Old-age: As good as being dead
The old-age is equal to the status of a retiree from the public service: No longer interested in keeping the knowledge base updated, unwilling to change, declared commitment to maintain status quo and becoming irrelevant in the eyes of those who are being served. The staff increases in number but declines in quality since the old-hands are promoted to high position without regard for ability or efficiency. Thus, the management becomes poor and the agency sets to have a cordial working arrangement with those who are to be regulated. Increasingly, it comes under pressure from politicians who do not allocate funds for its modernisation unless it becomes servile to their interests. Overall, the agency becomes senile with debility built into the whole organisation and is as good as a dead man.
The public succumbs to crafty propaganda of politicians
Thus, good public policies which are introduced with so much of hopes at the time of introduction become perverse to the society over the natural life span of a regulatory agency by allowing itself to be captured by interest groups. Though this is known, the demand by politicians and the public is for more and more public policies and regulations. The politicians do so because they stand to gain. The public does so because they are made to believe that regulations are for their benefit through effective propaganda aiming at arousing patriotic, nationalistic or religious feelings.

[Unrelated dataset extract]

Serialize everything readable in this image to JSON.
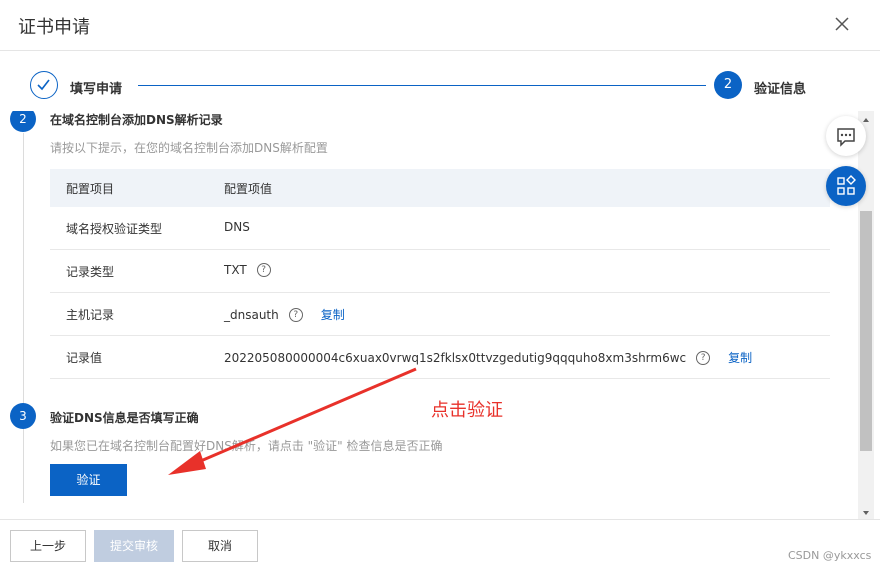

How to limit the regulatory capture?
After the bad experience with regulatory capture in the last century, an independent think-tank called The Tobin Project based in Massachusetts in USA implemented a special project on regulatory capture in 2009. Its report titled “Preventing Regulatory Capture: Special Interest Influence and How to Limit It” is to be released shortly by the Cambridge University Press. However, the papers in the volume have been released to the web for free use by the interested scholars (available here ). The papers have argued that to limit the regulatory capture, consumer groups have to be empowered to check on the influence of the industry on regulators, the court system should be strengthened to review the regulatory action and declare whether it is legal or illegal and a central review system of the regulatory action should be established with powers to look at the regulatory work from both prospective and retrospective points of view.
The rule of law and an independent judiciary a must
Since the consumer groups, judiciary and central review agencies can also be manipulated by the special interest groups, especially all powerful political authorities, the whole issue boils down to three basic requirements to be put in place. They are the observance of the Rule of Law, the preservation of the independence of the judiciary and respecting the work done by both formal and informal institutions that have dedicated themselves to eliminate the possible regulatory capture by interest groups.